Simple and easy to use: A tool must be simple and straightforward to deploy and execute. Nothing is more frustrating than trying to get a tool to work during a live incident response engagement at 2am..

Cross platform: A majority of web servers are running on either Windows or Linux. A tool must be able to run natively on these operating systems and the tooling must be able to cross compile with ease for rapid development.

Concurrency: Tooling must be able to run across multiple CPUs and take advantage of multiple threads/channels to quickly scan a file system.

Optimized: While this is closely tied to concurrency, the tooling must take into account what system resources are available and throttle analysis to ensure system performance is not degraded.

Self-Discovering Configuration: In Live IR mode (running the analyzer on a compromised web server), a web shell analyzer should automatically determine the type of web server that is running and automatically identify and parse the web server’s configuration file.

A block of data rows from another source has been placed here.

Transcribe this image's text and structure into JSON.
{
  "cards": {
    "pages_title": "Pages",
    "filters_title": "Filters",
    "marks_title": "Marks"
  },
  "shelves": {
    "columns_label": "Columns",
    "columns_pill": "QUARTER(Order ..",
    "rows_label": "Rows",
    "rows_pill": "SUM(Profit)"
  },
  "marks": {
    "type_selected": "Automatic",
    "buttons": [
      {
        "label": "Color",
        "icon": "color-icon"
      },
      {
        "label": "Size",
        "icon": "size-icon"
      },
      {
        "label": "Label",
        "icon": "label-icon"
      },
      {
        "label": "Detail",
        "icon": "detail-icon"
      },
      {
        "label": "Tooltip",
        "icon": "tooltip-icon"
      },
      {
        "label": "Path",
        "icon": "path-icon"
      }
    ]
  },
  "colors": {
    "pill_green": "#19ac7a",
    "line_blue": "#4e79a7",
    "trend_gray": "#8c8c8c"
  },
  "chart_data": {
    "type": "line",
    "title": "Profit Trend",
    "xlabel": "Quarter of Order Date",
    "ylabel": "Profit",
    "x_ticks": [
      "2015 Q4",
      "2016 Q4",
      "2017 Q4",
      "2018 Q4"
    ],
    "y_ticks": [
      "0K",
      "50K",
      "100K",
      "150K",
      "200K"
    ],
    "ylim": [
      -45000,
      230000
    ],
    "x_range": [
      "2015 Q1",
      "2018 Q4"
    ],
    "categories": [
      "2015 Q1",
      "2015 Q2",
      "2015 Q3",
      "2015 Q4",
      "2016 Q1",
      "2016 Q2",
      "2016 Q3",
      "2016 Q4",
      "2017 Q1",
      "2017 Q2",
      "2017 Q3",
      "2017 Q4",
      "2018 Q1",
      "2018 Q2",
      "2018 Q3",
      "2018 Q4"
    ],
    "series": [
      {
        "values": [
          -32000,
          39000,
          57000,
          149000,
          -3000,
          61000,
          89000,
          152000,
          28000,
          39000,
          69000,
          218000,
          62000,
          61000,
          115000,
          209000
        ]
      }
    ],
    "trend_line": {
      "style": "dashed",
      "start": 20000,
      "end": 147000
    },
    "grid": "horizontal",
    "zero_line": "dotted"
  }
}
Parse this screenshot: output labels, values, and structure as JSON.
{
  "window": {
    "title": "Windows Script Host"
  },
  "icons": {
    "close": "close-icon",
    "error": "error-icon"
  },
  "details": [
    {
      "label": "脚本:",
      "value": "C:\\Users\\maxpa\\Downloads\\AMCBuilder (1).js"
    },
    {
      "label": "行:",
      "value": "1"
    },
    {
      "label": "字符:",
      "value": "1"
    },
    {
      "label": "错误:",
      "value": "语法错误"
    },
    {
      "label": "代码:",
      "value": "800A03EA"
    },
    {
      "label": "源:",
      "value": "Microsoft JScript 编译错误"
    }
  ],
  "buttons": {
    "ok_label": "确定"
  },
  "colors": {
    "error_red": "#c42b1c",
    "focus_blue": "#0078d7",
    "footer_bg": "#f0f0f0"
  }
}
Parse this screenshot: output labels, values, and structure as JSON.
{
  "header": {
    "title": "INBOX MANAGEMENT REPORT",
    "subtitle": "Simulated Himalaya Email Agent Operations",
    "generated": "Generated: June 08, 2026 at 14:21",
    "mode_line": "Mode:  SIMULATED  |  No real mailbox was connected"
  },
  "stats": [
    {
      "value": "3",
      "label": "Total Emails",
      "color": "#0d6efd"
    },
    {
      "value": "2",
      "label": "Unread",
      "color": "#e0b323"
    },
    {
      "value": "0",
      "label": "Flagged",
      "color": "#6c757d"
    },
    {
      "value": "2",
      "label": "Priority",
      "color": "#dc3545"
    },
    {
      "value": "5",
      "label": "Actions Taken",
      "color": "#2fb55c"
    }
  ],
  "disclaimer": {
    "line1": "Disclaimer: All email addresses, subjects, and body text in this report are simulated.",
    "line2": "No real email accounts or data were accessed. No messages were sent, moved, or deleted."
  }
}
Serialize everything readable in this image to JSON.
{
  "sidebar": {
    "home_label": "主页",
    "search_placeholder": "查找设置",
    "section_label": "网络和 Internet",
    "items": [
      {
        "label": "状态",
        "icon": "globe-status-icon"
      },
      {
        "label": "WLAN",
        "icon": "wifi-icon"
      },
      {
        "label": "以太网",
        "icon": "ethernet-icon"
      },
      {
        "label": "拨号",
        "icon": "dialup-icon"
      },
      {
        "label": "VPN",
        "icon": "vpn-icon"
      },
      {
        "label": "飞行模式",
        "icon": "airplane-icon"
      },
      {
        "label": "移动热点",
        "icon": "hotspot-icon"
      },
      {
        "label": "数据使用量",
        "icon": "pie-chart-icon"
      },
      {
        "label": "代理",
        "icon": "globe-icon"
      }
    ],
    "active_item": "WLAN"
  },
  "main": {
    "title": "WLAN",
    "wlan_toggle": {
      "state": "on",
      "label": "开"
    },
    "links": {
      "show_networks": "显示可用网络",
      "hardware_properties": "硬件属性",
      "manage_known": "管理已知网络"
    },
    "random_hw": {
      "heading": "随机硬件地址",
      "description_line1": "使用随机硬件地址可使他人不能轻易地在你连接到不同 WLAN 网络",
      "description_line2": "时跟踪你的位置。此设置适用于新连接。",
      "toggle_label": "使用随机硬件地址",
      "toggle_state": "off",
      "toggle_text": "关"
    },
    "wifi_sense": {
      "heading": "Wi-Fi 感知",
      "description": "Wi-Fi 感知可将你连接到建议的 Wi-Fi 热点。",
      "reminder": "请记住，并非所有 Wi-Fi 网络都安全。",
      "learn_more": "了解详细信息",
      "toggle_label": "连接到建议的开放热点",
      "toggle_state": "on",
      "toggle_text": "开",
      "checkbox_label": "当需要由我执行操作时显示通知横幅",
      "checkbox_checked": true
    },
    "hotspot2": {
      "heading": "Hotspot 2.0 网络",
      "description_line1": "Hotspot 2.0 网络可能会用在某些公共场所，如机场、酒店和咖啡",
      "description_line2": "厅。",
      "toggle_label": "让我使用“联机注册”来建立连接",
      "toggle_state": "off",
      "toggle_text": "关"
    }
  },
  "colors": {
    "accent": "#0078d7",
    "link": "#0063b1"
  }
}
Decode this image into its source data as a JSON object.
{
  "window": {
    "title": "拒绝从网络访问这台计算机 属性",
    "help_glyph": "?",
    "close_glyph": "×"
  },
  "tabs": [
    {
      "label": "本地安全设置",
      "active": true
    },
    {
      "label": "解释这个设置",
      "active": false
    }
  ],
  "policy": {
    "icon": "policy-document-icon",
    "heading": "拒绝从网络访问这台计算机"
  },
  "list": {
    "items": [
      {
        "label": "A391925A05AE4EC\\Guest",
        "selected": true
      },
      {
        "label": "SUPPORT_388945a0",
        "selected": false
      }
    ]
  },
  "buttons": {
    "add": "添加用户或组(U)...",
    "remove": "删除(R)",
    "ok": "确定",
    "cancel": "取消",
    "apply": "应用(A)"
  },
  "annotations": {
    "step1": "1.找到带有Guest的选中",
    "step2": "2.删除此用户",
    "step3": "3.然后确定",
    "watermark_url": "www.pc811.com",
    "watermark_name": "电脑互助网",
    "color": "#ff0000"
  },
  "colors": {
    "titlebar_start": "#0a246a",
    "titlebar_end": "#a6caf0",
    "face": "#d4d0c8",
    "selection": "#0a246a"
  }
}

Using this data, the tool could automatically determine where the web root is located on disk, loaded handlers/filters/modules (think Windows ISAPI/HTTP filters/handlers) and other important configuration options that could enable/disable specific analyzer features.

Context: Outside of analyzing web shells, the tooling must provide context. The number one question an analyst will ask after identifying a web shell is “how did the web shell get here?”. This is why any tooling should not only be able to identify and analyze web shells, but also provide context such as: 

  • Log file analysis: When a web shell is identified, an analyst would normally spend the next few cycles digging through logs attempting to see what IP(s) interacted with the web shell. Once identified, an analyst would then pivot on the IP address(s) interacting with the web shell to determine what other files/resources were accessed, GeoIP inspection and maybe some user agent analysis. Each of these fields could be a pivot point a tool should perform as part of any web shell analysis.
  • File timeline analysis: In addition to reviewing logs, the tool should quickly determine two other things. First, what are the file timestamps of the web shell, such as created or modified. Timestamps may vary based on the operating system and platform. Second, what happened ~10–15 minutes before/after the web shell was created? In some cases, this can lead to the identification of other web shells, initial ingress, harvested files or even new malware uploaded to the server.

Deobfuscation: A majority of web shells have at least some layers of obfuscation, commonly base64. However, some web shells take obfuscation to the extreme and contain multiple layers of mixed obfuscation. A tool should be able to handle the most common types of obfuscation techniques.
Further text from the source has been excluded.